La production d’agents biopharmaceutiques est complexe, coûteuse et comporte également des risques. A cela vient s’ajouter que – du fait de la sensibilité de leur structure – ces principes actifs ne peuvent être administrés aux patients qu’à l’aide d’une seringue. Ils ne peuvent être pris sous la forme plus maniable de comprimés.
La production d’agents biopharmaceutiques se justifie néanmoins parce que ces médicaments présentent certains avantages par rapport aux médicaments classiques: leur action est par exemple très spécifique dans l’organisme, en ce sens qu’ils réagissent exclusivement avec la molécule cible. Leur mécanisme d’action est plus proche de la situation naturelle, ce qui réduit le risque de survenue d’effets indésirables.
Ces avantages des produits biopharmaceutiques sont également synonymes d’un avantage économique. Au cours de ces dernières années, les coûts de recherche et de développement d’un nouveau médicament n’ont cessé d’augmenter et se situent désormais à près d’un milliard de francs. La plupart des principes actifs qui sont testés ne franchissent pas le cap de la commercialisation. Sur 10’000 substances en moyenne testées en laboratoire, une seule parvient jusqu’à la pharmacie ou l’hôpital. A cet égard, les produits biopharmaceutiques s’en tirent mieux : 25 pour cent des agents biopharmaceutiques qui passent avec succès les phases cliniques I à III obtiennent leur autorisation de mise sur le marché. Chez les médicaments classiques, la proportion est de six pour cent.
Ces dernières années, de plus en plus de produits biopharmaceutiques sont arrivés sur le marché. Ils représentent aujourd’hui quelque cinq pour cent du marché pharmaceutique mondial. Selon des estimations optimistes, ce chiffre pourrait passer à 15 pour cent en 2050.
Médicaments produits par génie génétique
Outre l’insuline, de nombreux autres médicaments sont aujourd’hui produits par génie génétique. Par exemple, l’hGH, une hormone de croissance. Cette hormone vient en aide aux enfants qui souffrent d’une forme de nanisme (hypopituitarisme), due à un apport insuffisant de cette hormone.
Autre produit: le TPA, ou activateur tissulaire du plasminogène. Cette protéine aide à dissoudre les caillots sanguins et réduit le risque ultérieur d’infarctus du myocarde lorsqu’il est administré peu de temps après le premier infarctus.
Autre exemple: une petite protéine imite une protéine réceptrice à laquelle se lie le virus du sida quand il contamine des globules blancs du sang.

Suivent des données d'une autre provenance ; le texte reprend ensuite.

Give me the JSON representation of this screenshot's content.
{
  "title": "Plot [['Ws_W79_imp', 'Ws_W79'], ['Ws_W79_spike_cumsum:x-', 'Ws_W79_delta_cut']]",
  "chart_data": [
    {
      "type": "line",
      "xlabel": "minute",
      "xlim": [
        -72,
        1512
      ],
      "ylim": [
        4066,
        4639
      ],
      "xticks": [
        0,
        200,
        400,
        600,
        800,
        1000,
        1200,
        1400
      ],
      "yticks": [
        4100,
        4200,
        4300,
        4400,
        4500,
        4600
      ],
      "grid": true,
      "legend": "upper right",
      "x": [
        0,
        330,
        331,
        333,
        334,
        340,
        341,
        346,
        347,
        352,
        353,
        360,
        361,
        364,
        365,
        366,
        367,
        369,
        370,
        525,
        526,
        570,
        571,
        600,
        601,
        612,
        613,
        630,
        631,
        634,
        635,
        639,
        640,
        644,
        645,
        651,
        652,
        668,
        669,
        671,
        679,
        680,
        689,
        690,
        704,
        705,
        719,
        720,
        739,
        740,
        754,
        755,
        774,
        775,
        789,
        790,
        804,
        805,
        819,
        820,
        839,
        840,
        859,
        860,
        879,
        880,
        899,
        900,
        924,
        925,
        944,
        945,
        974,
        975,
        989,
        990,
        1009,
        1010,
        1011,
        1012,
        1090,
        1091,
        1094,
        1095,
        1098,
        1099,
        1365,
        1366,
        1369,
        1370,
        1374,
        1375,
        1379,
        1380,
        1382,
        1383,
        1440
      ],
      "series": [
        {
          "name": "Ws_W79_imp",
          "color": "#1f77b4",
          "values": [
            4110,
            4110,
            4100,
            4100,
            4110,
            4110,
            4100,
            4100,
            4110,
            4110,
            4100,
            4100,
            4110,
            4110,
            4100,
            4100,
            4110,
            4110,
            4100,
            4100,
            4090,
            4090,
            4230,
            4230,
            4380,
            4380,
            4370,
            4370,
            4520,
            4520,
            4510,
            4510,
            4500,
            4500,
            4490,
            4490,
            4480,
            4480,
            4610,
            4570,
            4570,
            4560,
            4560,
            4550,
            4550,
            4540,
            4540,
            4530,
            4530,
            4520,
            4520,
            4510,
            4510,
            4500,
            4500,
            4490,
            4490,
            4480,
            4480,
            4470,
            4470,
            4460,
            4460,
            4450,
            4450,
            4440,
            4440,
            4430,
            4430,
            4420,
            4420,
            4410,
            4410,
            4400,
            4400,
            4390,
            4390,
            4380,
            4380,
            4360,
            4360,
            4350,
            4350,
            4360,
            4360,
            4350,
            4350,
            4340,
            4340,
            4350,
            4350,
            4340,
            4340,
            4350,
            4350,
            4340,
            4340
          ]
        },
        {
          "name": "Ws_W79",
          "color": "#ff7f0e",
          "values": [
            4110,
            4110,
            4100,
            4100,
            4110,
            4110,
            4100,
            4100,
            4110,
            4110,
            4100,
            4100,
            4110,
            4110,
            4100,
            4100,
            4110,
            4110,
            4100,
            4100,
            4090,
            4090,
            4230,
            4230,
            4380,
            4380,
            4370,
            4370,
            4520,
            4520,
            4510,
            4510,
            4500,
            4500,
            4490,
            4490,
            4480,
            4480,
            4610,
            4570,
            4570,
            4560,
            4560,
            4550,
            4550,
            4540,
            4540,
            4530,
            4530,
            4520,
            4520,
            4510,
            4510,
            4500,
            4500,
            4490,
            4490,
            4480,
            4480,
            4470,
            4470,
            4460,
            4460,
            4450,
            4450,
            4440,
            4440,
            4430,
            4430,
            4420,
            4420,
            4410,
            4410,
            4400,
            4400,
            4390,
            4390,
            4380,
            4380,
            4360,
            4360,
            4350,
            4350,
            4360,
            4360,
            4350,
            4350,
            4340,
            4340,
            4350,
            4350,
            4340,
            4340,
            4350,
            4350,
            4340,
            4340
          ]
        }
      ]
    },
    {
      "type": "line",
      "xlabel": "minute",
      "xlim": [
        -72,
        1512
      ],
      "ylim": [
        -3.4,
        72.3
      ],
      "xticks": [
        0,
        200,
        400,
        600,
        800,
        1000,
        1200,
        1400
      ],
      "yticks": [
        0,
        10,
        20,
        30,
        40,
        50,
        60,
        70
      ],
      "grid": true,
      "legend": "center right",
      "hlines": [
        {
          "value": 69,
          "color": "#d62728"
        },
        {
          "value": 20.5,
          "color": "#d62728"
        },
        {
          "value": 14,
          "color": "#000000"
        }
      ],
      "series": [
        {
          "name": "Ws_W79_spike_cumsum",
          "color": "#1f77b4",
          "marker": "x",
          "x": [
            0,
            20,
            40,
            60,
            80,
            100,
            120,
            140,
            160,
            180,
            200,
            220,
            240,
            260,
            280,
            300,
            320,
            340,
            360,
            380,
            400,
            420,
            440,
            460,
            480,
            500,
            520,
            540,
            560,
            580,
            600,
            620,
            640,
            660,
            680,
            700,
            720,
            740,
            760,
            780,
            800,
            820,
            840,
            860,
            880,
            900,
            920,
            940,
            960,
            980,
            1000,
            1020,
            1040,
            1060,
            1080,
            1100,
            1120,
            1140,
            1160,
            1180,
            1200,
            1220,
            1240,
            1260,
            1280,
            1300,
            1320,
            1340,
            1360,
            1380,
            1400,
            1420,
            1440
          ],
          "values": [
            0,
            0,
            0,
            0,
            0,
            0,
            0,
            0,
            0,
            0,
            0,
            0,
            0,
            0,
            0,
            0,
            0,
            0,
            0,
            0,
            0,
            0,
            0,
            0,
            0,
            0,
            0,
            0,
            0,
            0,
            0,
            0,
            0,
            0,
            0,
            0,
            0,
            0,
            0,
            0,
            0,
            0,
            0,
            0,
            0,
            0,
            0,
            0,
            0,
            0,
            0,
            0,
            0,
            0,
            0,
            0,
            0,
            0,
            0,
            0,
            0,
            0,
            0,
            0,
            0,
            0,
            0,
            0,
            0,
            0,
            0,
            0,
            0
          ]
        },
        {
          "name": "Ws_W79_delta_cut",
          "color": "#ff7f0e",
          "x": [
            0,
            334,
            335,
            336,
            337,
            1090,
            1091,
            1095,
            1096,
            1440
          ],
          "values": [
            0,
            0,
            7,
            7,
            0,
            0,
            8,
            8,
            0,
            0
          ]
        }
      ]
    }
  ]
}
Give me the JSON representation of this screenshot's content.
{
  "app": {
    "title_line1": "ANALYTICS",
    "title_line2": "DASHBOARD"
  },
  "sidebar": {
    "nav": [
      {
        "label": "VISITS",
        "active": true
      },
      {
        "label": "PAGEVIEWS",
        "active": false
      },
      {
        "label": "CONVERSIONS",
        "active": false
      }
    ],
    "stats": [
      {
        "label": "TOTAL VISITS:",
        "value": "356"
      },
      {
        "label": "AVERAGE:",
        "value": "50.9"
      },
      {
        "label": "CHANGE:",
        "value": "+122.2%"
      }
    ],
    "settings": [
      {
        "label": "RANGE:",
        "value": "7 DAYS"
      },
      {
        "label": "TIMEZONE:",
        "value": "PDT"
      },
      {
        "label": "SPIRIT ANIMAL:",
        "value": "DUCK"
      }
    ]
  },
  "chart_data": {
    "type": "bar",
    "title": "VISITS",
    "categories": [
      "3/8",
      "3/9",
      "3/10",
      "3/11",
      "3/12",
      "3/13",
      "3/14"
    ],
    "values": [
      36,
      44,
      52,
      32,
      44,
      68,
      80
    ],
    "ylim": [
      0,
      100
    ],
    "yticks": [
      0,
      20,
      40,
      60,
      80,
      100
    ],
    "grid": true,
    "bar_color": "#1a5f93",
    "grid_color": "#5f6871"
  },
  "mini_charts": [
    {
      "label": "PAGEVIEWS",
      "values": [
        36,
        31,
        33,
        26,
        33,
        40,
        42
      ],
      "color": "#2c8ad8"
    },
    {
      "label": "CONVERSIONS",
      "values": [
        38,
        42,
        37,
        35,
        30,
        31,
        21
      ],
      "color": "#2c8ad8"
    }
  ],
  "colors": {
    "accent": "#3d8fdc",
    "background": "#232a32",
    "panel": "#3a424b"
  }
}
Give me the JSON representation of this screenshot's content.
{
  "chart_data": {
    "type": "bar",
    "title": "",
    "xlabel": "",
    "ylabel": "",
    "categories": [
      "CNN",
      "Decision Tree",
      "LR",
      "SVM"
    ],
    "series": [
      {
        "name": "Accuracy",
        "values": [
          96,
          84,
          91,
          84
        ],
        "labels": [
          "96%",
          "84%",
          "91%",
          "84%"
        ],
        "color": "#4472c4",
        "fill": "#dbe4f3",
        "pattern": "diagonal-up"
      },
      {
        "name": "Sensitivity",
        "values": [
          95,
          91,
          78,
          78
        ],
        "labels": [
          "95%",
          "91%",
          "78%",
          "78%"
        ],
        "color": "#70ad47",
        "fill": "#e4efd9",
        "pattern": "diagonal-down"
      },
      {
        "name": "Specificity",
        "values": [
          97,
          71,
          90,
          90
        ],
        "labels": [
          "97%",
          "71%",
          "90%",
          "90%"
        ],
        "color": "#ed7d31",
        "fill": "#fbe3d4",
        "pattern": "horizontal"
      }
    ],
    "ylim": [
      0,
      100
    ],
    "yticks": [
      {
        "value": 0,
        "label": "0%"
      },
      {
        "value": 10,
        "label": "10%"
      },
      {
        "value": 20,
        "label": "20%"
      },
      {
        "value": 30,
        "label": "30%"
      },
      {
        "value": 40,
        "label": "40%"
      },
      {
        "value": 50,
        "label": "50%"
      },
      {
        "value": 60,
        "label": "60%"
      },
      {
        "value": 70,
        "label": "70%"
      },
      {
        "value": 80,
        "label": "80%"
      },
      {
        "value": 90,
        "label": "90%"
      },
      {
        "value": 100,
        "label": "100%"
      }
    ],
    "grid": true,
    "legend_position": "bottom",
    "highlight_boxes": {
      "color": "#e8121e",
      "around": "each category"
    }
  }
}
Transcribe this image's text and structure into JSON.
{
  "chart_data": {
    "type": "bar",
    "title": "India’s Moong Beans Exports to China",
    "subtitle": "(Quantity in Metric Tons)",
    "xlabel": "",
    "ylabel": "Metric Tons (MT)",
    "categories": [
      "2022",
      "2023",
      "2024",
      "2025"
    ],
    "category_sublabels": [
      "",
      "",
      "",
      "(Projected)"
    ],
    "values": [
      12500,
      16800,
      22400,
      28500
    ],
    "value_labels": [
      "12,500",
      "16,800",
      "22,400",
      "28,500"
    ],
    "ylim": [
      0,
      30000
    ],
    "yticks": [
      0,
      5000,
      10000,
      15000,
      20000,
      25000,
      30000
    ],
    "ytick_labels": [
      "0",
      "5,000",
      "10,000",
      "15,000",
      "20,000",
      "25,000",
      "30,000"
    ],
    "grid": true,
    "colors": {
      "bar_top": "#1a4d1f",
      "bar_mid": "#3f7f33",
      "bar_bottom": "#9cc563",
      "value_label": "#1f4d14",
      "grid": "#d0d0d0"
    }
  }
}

Au lieu de cela, le virus se lie aux molécules du principe actif et se trouve donc empêché d’infecter les cellules sanguines (inhibiteur de fusion). De même, chez une partie des femmes ne parvenant pas à réaliser leur désir d’enfant, la biotechnologie peut apporter son aide: la FSH (hormone folliculostimulante) est aujourd’hui fabriquée par génie génétique.
Parmi d’autres produits, on citera: l’interféron alpha (actif contre la leucémie à tricholeucocytes, l’hépatite B et le cancer du rein), l’interféron bêta (infections virales et sclérose en plaques), l’interféron gamma (hypernéphrome – une forme de cancer du rein – et polyarthrite rhumatoïde), l’interleukine 2 (sida, cancer, polyarthrite rhumatoïde), le facteur de nécrose tumorale (cancer, infections virales), l’EPO (anémie, dopage), le facteur VIII (hémophilie), la protéine G (maladies auto-immunes). Certains vaccins sont aujourd’hui également produits par génie génétique (par exemple contre l’hépatite B) ainsi que tous les médicaments fondés sur des anticorps, comme l’Herceptin (voir chapitre Anticorps monoclonaux).